We certainly want to come up with a clean way to reuse functions defined in “expressions” from lldb, though that’s not at the front of our queue. Making them debuggable would also be important: once you allow this sort of thing it’s bound to grow in complexity to the point where you’ll need to be able to debug it. And we would be happy to support other languages, though at present we’re tied to Clang as our expression front end…

Right. I would have to provide the expression parsing and so forth, but that is already completed. Perhaps a minimal hook from LLDB into (what’s the right interface? I haven’t read through the Expression code yet) that tells the inferior process to CompileString(“sort(preexistingCollection, function(a,b) { a< b}”); effectively doing the compilation. Or the JIT could be done by customizing the LLDB side. It just isn’t clear to me on what side of the debugger - debuggee interface the JIT needs to run on most effectively. Or does it matter?

Another way to do this would be to build a little code injection rig and insert it into the debuggee - for instance by having a dylib that does this job and calling “dlopen” from the debugger to insert it. Then when you wanted to insert some new code, you would put it in a file, and call some “MyRigInsertCode” type routine in your dylib. Then that would make a little bundle, stuff it into the target, tell the loader about it (which would tell the debugger about it) and then those new functions would be available in further expressions you write from the debugger.

Yes, that’s it! I think we’re thinking along exactly the same lines. Since ideally I want to include llvm based JIT-compiler functionality in some sort of library for D, (in order to be able to compile at runtime), this could be the right path. Get two birds with one stone.

Comments welcome.

Thanks guys.

Jason

Sorry if I was unclear. We also JIT compile and insert functions that are theoretically reusable many many times, the trick is how to get to back to them again - especially from the parser. Right now functions that get defined in the course of an expression don't get put back into the function lists we use to provide name lookup for the parser, and we don't tell the linker about them so the debugger doesn't find out about them through the normal course of things. So you could make a function and use it in one pass though the Expression classes, but if you wanted to reuse the results of that Expression in another, we'd have to do more work to have the parser find it second time round.

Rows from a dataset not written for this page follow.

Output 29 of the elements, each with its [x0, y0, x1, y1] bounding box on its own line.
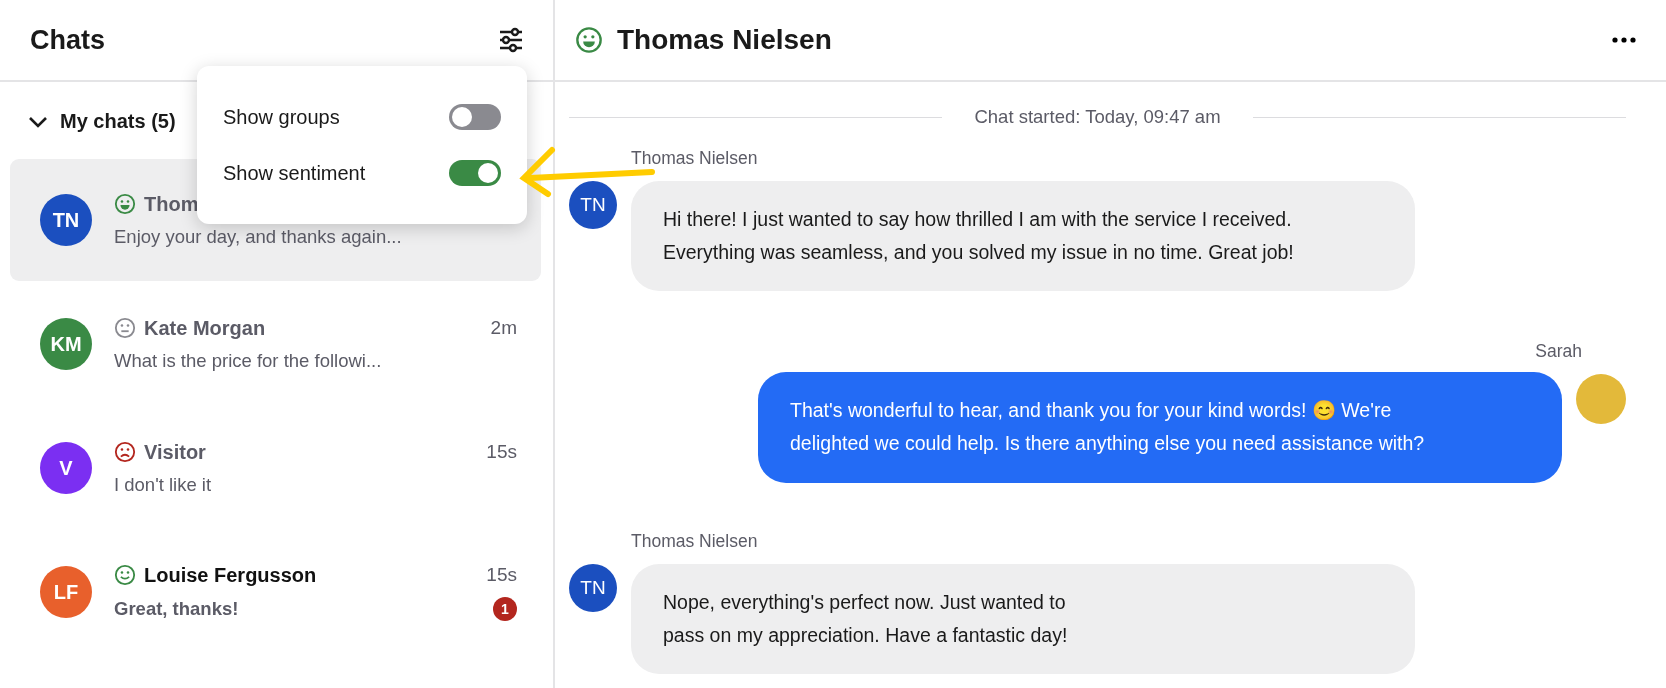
- message-bubble: That's wonderful to hear, and thank you for your kind words! 😊 We're delighted we could help. Is there anything else you need assistance with?: [758, 372, 1562, 483]
- avatar: TN: [569, 181, 617, 229]
- contact-name: Thomas Nielsen: [617, 24, 832, 56]
- sender-name: Thomas Nielsen: [631, 530, 759, 552]
- chat-time: 15s: [486, 441, 517, 463]
- sender-name: Sarah: [1535, 341, 1582, 363]
- avatar: V: [40, 442, 92, 494]
- option-label: Show groups: [223, 105, 340, 129]
- contact-name: Louise Fergusson: [144, 563, 317, 587]
- contact-name: Kate Morgan: [144, 316, 266, 340]
- sender-name: Thomas Nielsen: [631, 148, 759, 169]
- chat-time: 15s: [486, 564, 517, 586]
- chat-time: 2m: [490, 317, 517, 339]
- message-preview: Great, thanks!: [114, 597, 239, 620]
- panel-title: Chats: [30, 24, 105, 56]
- message-preview: What is the price for the followi...: [114, 349, 382, 372]
- avatar: KM: [40, 318, 92, 370]
- message-preview: I don't like it: [114, 473, 212, 496]
- option-label: Show sentiment: [223, 161, 366, 185]
- avatar: LF: [40, 566, 92, 618]
- unread-count-badge: 1: [493, 596, 517, 621]
- contact-name: Visitor: [144, 440, 206, 464]
- avatar: TN: [40, 194, 92, 246]
- avatar: TN: [569, 563, 617, 612]
- message-preview: Enjoy your day, and thanks again...: [114, 225, 402, 248]
- message-bubble: Hi there! I just wanted to say how thrilled I am with the service I received. Everything was seamless, and you solved my issue in no time. Great job!: [631, 181, 1415, 292]
- contact-name: Thom: [144, 192, 199, 216]
- message-bubble: Nope, everything's perfect now. Just wanted to pass on my appreciation. Have a fantastic day!: [631, 563, 1415, 674]
- chat-start-note: Chat started: Today, 09:47 am: [974, 106, 1221, 128]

Also, as a practical matter, the Command-Line interfaces to the expression parser are all one-shot deals, the code is JIT'ted and inserted, run and then removed. Since the most common use of the expressions is stuff like:

(lldb) expr printSomething (pointer_to_print)

or whatever, you don't want to keep the code for that sitting around in the target… So there would have to be a flag to the command saying "this expression makes stuff I want you to preserve."

That's all I meant.

Jim